そのルールが必要かどうかは、(1)売上が上がる (2)利益が上がる (3)株価が上がる (4)モチベーションが上がる のどれかに当てはまるかどうかです。ただし、どれかに当てはまったとしても、大概の場合、別のどれかに反するのが普通です。

例えば、豪華賞品の販促キャンペーンで売上は上がるけど、逆に豪華賞品代負担で利益は下がるとか、ボーナス制度廃止で利益は上がる(経費が下がる)けど社員のモチベーションが下がる、とかです。一方的にどれかだけ上がるというルールはまれなので、上がる価値の方が下がるものよりも大きいかどうか検討が必要です。

ただし、(1)~(4)のどれも上げることができないルールは、廃止の方向で考えるべきです。

 

「秩序を守る」は必要か
(1)~(4)以外によく出てくるのが「秩序を守るため」とかそのルールがないと「示しがつかない」とかです。業務の効率化やシステムの維持のために必要なものもありますが、大概が今ある既得権益を守ることに過ぎなかったりします。

この手のルールは多少の経費節減にはなることもありますが、強要されると社員のモチベーションを下げることが多くあります。
実際にあった例では
・始業30分前に来て、掃除をしなくてはならない。
・上司が帰るまで、または○時になるまでは先に帰ってはいけない。
・帰るときには、部長などの役席に直接「お先に失礼します。」と言ってから帰らなければならない。

これらは別々の会社の実際にあったことですが、しばしばルールなどという言い方よりも「掟(おきて)」というべきもので、村社会の秩序維持-権力構造の維持のためのキマリに過ぎないものだったりします。

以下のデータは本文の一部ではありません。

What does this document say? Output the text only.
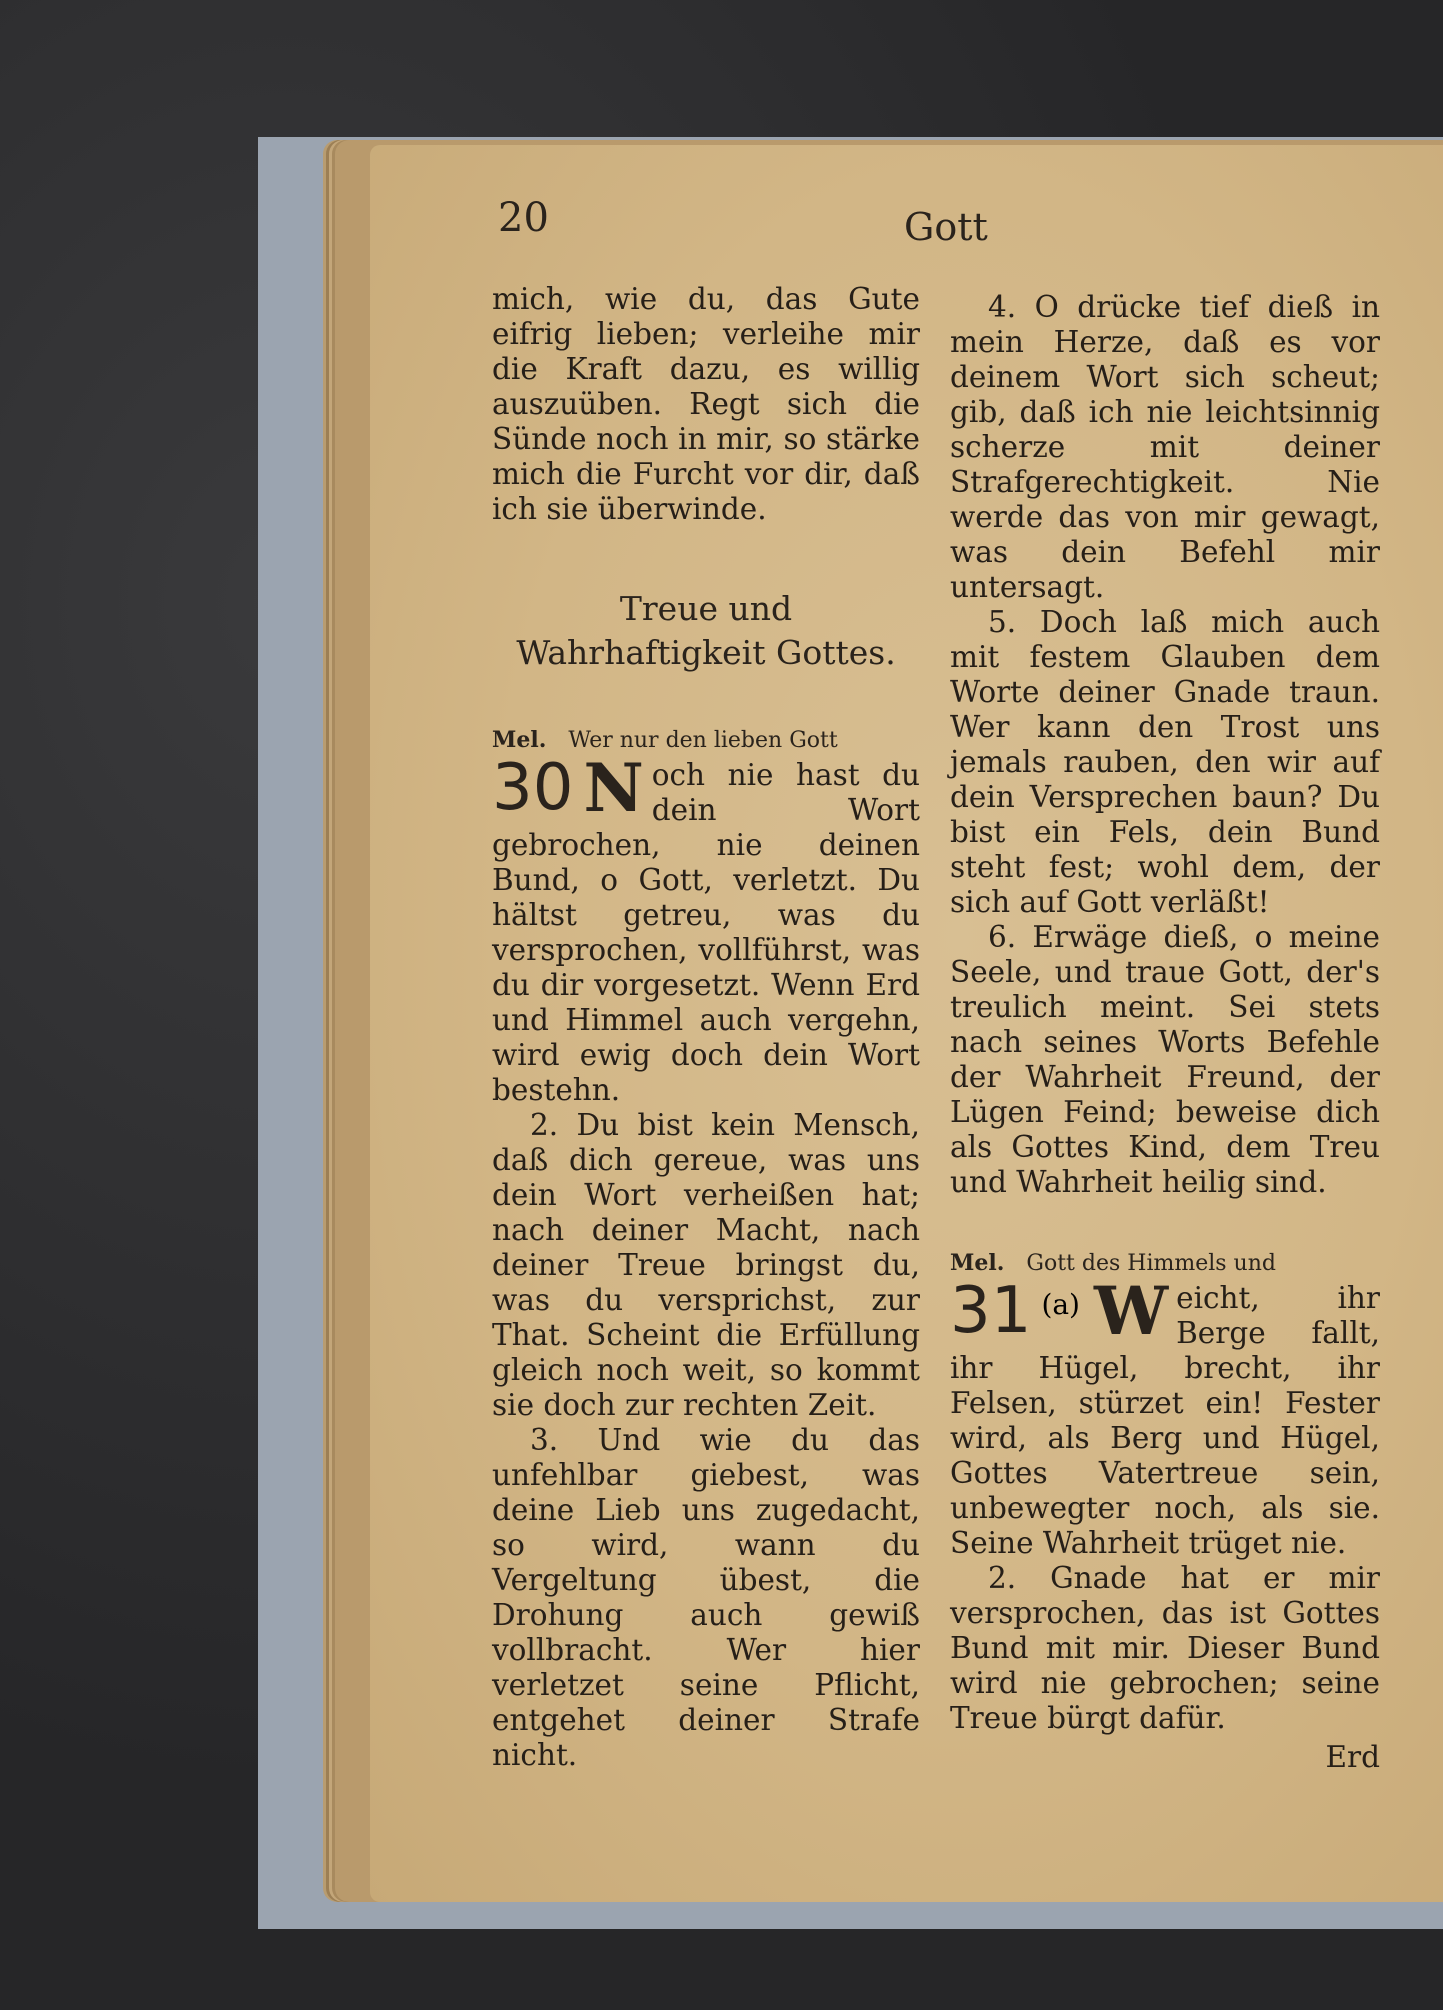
20	Gott

mich, wie du, das Gute eifrig lieben; verleihe mir die Kraft dazu, es willig auszuüben. Regt sich die Sünde noch in mir, so stärke mich die Furcht vor dir, daß ich sie überwinde.

Treue und Wahrhaftigkeit Gottes.
Mel. Wer nur den lieben Gott
30 N och nie hast du dein Wort gebrochen, nie deinen Bund, o Gott, verletzt. Du hältst getreu, was du versprochen, vollführst, was du dir vorgesetzt. Wenn Erd und Himmel auch vergehn, wird ewig doch dein Wort bestehn.

2. Du bist kein Mensch, daß dich gereue, was uns dein Wort verheißen hat; nach deiner Macht, nach deiner Treue bringst du, was du versprichst, zur That. Scheint die Erfüllung gleich noch weit, so kommt sie doch zur rechten Zeit.

3. Und wie du das unfehlbar giebest, was deine Lieb uns zugedacht, so wird, wann du Vergeltung übest, die Drohung auch gewiß vollbracht. Wer hier verletzet seine Pflicht, entgehet deiner Strafe nicht.

4. O drücke tief dieß in mein Herze, daß es vor deinem Wort sich scheut; gib, daß ich nie leichtsinnig scherze mit deiner Strafgerechtigkeit. Nie werde das von mir gewagt, was dein Befehl mir untersagt.

5. Doch laß mich auch mit festem Glauben dem Worte deiner Gnade traun. Wer kann den Trost uns jemals rauben, den wir auf dein Versprechen baun? Du bist ein Fels, dein Bund steht fest; wohl dem, der sich auf Gott verläßt!

6. Erwäge dieß, o meine Seele, und traue Gott, der's treulich meint. Sei stets nach seines Worts Befehle der Wahrheit Freund, der Lügen Feind; beweise dich als Gottes Kind, dem Treu und Wahrheit heilig sind.

Mel. Gott des Himmels und
31 (a) W eicht, ihr Berge fallt, ihr Hügel, brecht, ihr Felsen, stürzet ein! Fester wird, als Berg und Hügel, Gottes Vatertreue sein, unbewegter noch, als sie. Seine Wahrheit trüget nie.

2. Gnade hat er mir versprochen, das ist Gottes Bund mit mir. Dieser Bund wird nie gebrochen; seine Treue bürgt dafür.

Erd
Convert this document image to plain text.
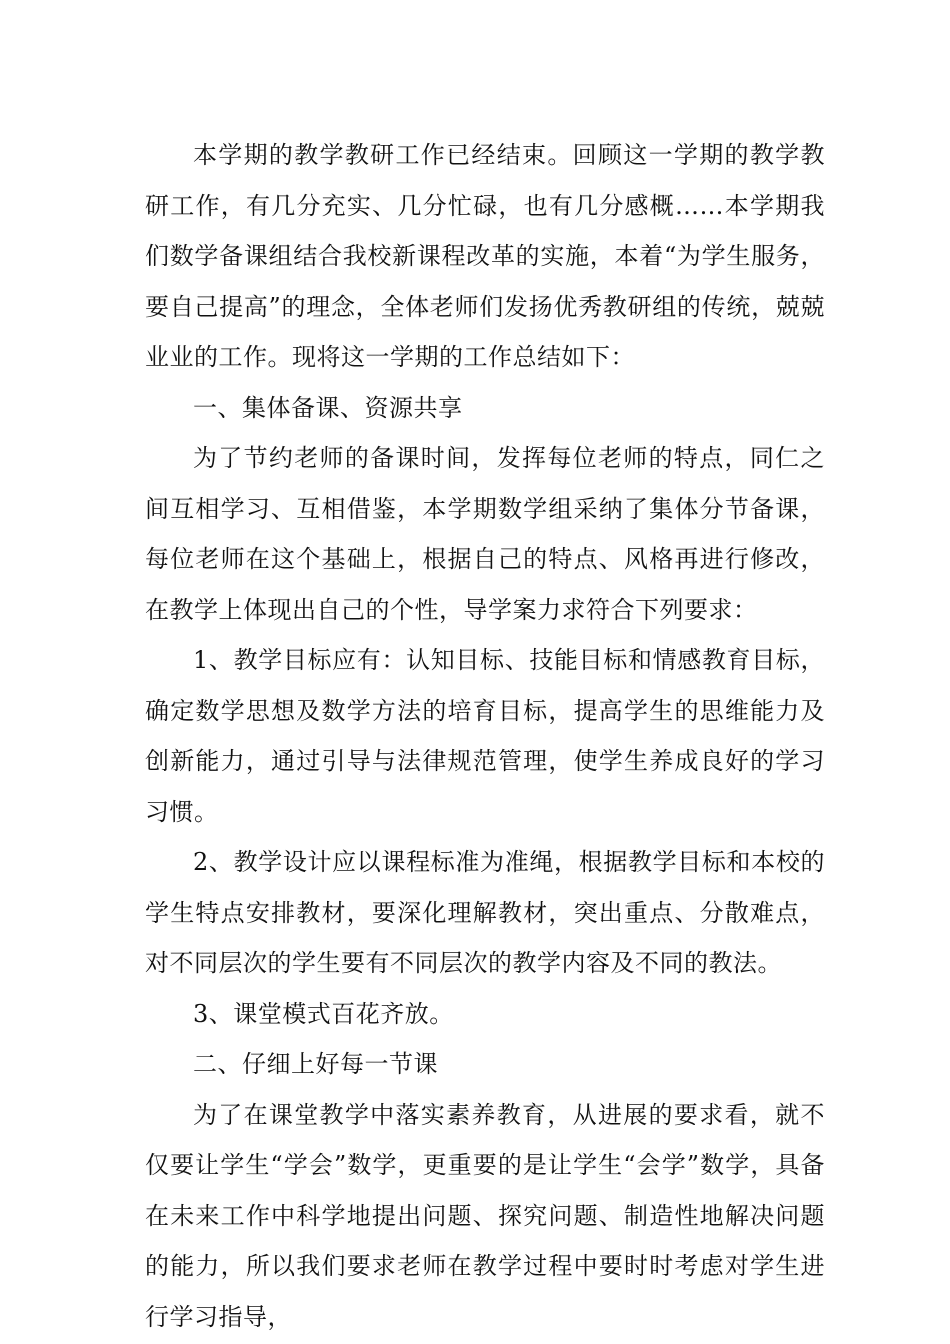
本学期的教学教研工作已经结束。回顾这一学期的教学教研工作，有几分充实、几分忙碌，也有几分感概……本学期我们数学备课组结合我校新课程改革的实施，本着“为学生服务，要自己提高”的理念，全体老师们发扬优秀教研组的传统，兢兢业业的工作。现将这一学期的工作总结如下：

一、集体备课、资源共享

为了节约老师的备课时间，发挥每位老师的特点，同仁之间互相学习、互相借鉴，本学期数学组采纳了集体分节备课，每位老师在这个基础上，根据自己的特点、风格再进行修改，在教学上体现出自己的个性，导学案力求符合下列要求：

1、教学目标应有：认知目标、技能目标和情感教育目标，确定数学思想及数学方法的培育目标，提高学生的思维能力及创新能力，通过引导与法律规范管理，使学生养成良好的学习习惯。

2、教学设计应以课程标准为准绳，根据教学目标和本校的学生特点安排教材，要深化理解教材，突出重点、分散难点，对不同层次的学生要有不同层次的教学内容及不同的教法。

3、课堂模式百花齐放。

二、仔细上好每一节课

为了在课堂教学中落实素养教育，从进展的要求看，就不仅要让学生“学会”数学，更重要的是让学生“会学”数学，具备在未来工作中科学地提出问题、探究问题、制造性地解决问题的能力，所以我们要求老师在教学过程中要时时考虑对学生进行学习指导，
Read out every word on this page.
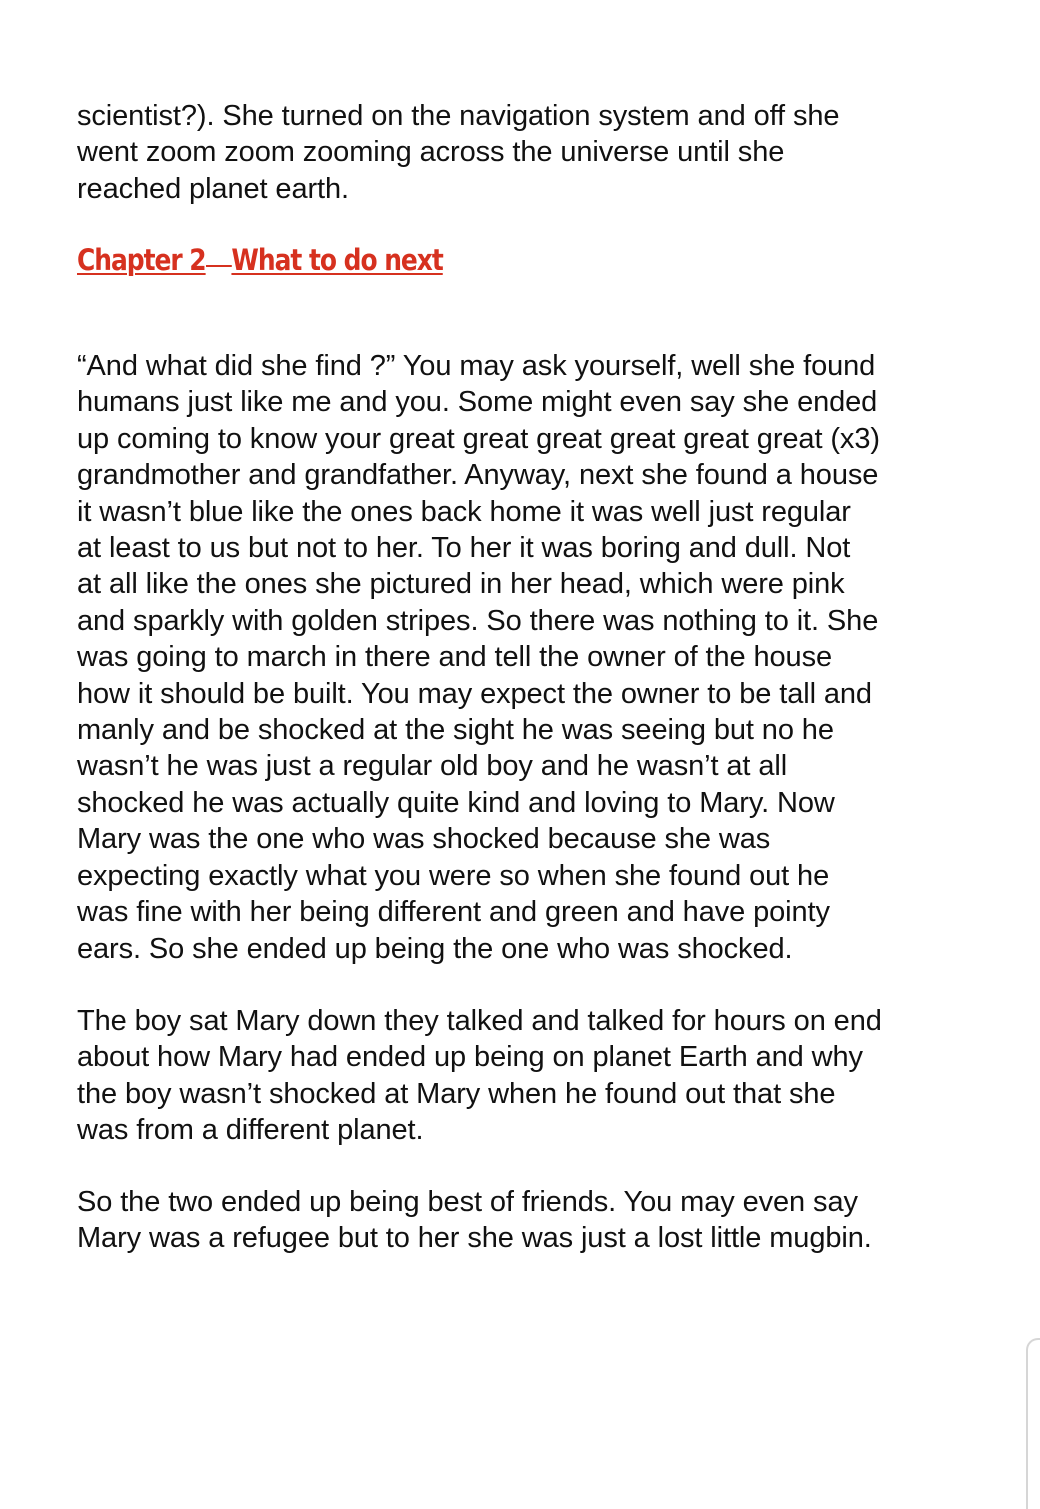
scientist?). She turned on the navigation system and off she
went zoom zoom zooming across the universe until she
reached planet earth.

Chapter 2 What to do next

“And what did she find ?” You may ask yourself, well she found
humans just like me and you. Some might even say she ended
up coming to know your great great great great great great (x3)
grandmother and grandfather. Anyway, next she found a house
it wasn’t blue like the ones back home it was well just regular
at least to us but not to her. To her it was boring and dull. Not
at all like the ones she pictured in her head, which were pink
and sparkly with golden stripes. So there was nothing to it. She
was going to march in there and tell the owner of the house
how it should be built. You may expect the owner to be tall and
manly and be shocked at the sight he was seeing but no he
wasn’t he was just a regular old boy and he wasn’t at all
shocked he was actually quite kind and loving to Mary. Now
Mary was the one who was shocked because she was
expecting exactly what you were so when she found out he
was fine with her being different and green and have pointy
ears. So she ended up being the one who was shocked.

The boy sat Mary down they talked and talked for hours on end
about how Mary had ended up being on planet Earth and why
the boy wasn’t shocked at Mary when he found out that she
was from a different planet.

So the two ended up being best of friends. You may even say
Mary was a refugee but to her she was just a lost little mugbin.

組織を統制するためには、そうした秩序維持のルールも必要ですが、それが最終的に(1)~(4)に結びつかないなら、単に部長だの課長だのの権威を守るためのルールだったり、個人的な価値観の押し付けだったりします。

変えるのは結構大変
ただし、こうしたルールは体制維持のためのルールですので、その体制の中の一メンバーがそれを否定することは、体制やその体制の長を否定することになります。変えるには、その体制の長の主導か理解が欠かせず、なかなか大変です。